Mord an Marwa al Scharbini

Wolfgang Huber - Kolumne in der BZ

23. Juli 2009


Der Schrecken sitzt noch immer tief. Eine junge Frau geht vor Gericht, um für ihr Recht einzutreten. Ein junger Mann hatte sie beleidigt, weil sie ihn gebeten hatte, für ihren kleinen Sohn die Schaukel des Spielplatzes freizugeben. Im Gerichtssaal springt er auf und ersticht die schwangere Frau. Den Ehemann verletzt er schwer. Auf dem Spielplatz hatte der Täter Marwa al Scharbini beschimpft. „Terroristin“ und „Schlampe“ hatte er sie genannt. Die junge Ägypterin trug ein Kopftuch. Das genügte dem jungen Mann russlanddeutscher Herkunft schon. Die junge Frau war in Dresden in einer Apotheke tätig; ihr Mann arbeitete als Wissenschaftler. Der Täter, ein Spätaussiedler aus dem Ural, lebt von Hartz IV.

Ich bin erschüttert über diese Mordtat und versichere den Hinterbliebenen mein aufrichtiges Mitgefühl. Soziale Gegensätze, Fremdenhass und Religionskonflikte verbinden sich in solchen Vorgängen auf grausame Weise. Aber aus welchen  Motiven die Tat auch immer geschah, jeder Angriff auf ein menschliches Leben ist in gleicher Weise zu verurteilen: Das Leben und die Würde des Menschen sind unantastbar – unabhängig davon, woher er kommt und wohin er geht, woran er glaubt und worauf er hofft. In der Bibel heißt es: „Ein Mensch sieht, was vor Augen ist; der Herr aber sieht das Herz an.“

Es dauerte geraume Zeit, bis die Tragweite dieses Mords in Politik und Öffentlichkeit verstanden wurde.

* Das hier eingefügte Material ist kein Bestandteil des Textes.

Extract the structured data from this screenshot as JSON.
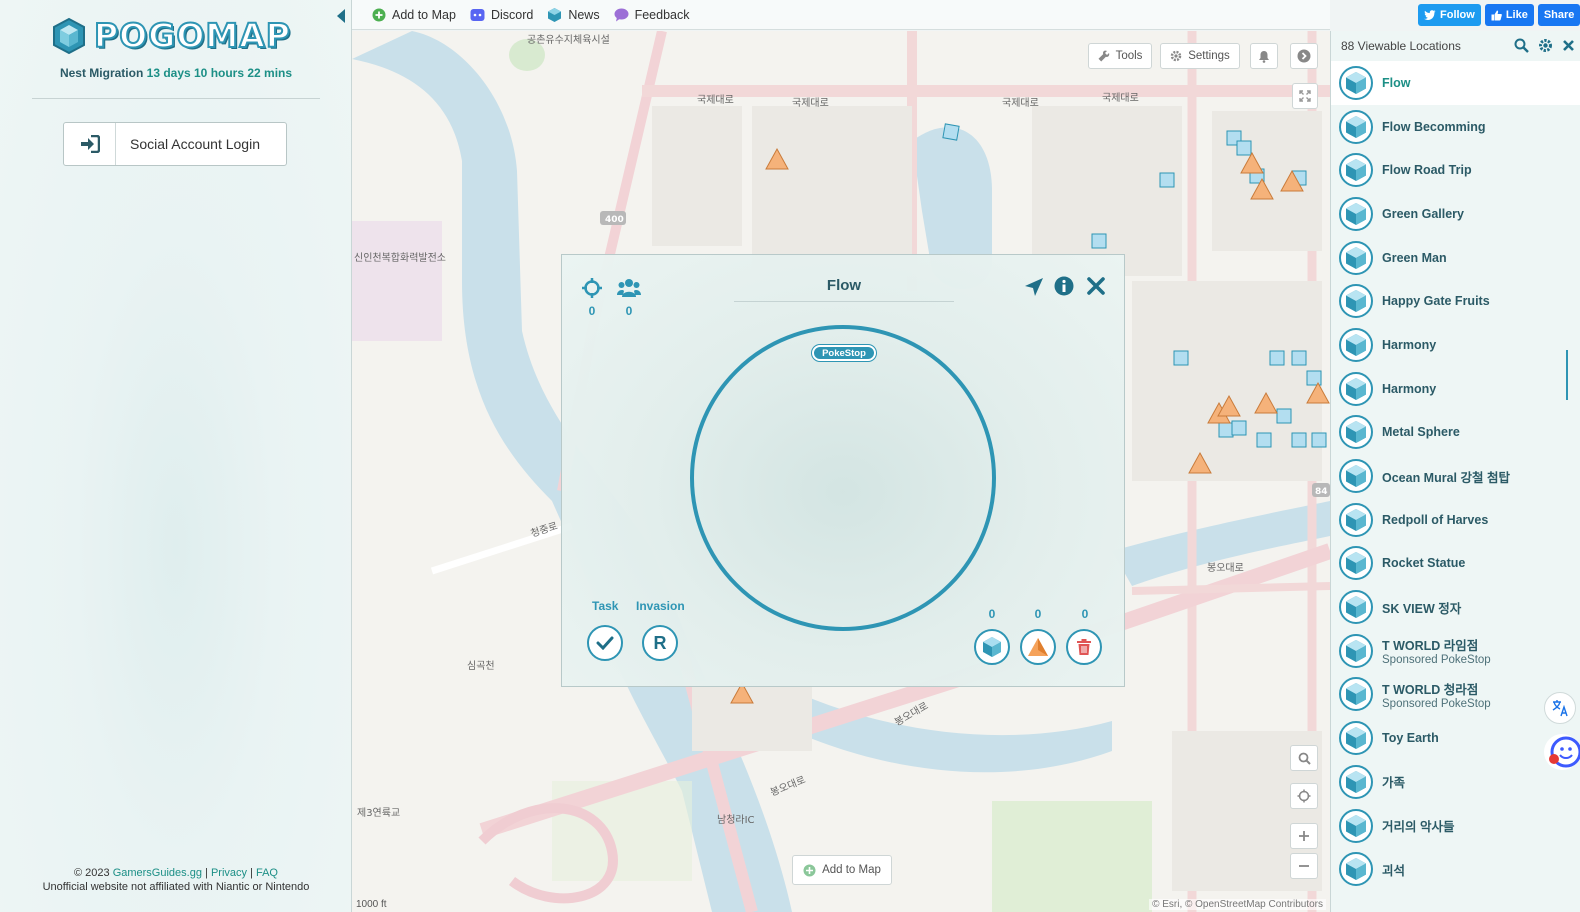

Inzwischen nutzen Islamisten in Ägypten und im Iran den schrecklichen Vorgang, um ihrerseits Vorurteile zu schüren. Demonstriert wird gegen Deutschland, nicht für die Unantastbarkeit des Lebens. Gegen solche Instrumentalisierung muss man sich zur Wehr setzen. Doch keine politische Vorsicht darf uns daran hindern, menschliche Erschütterung und Mitgefühl zu zeigen.

Wie Menschen aus unterschiedlichen Kulturkreisen zusammen leben, geht uns alle an. Wechselseitige Klischees sind nach wie vor verbreitet, aller Aufklärung und allen vermeintlich wissenschaftlichen Weltanschauungen zum Trotz. Menschen unterschiedlicher Herkunft bringen ihre Küche, ihre Religion und ihre Gebräuche ins Land. Zu einem Klima der Aufgeschlossenheit und des Interesses füreinander können alle beitragen. Durch Rücksichtnahme und Sprachkenntnis beispielsweise. Wir alle können fremdenfeindlichen Äußerungen Einhalt gebieten – auf dem Spielplatz oder anderswo. Wohin sie führen können, hat der Mord von Dresden auf schreckliche Weise gezeigt.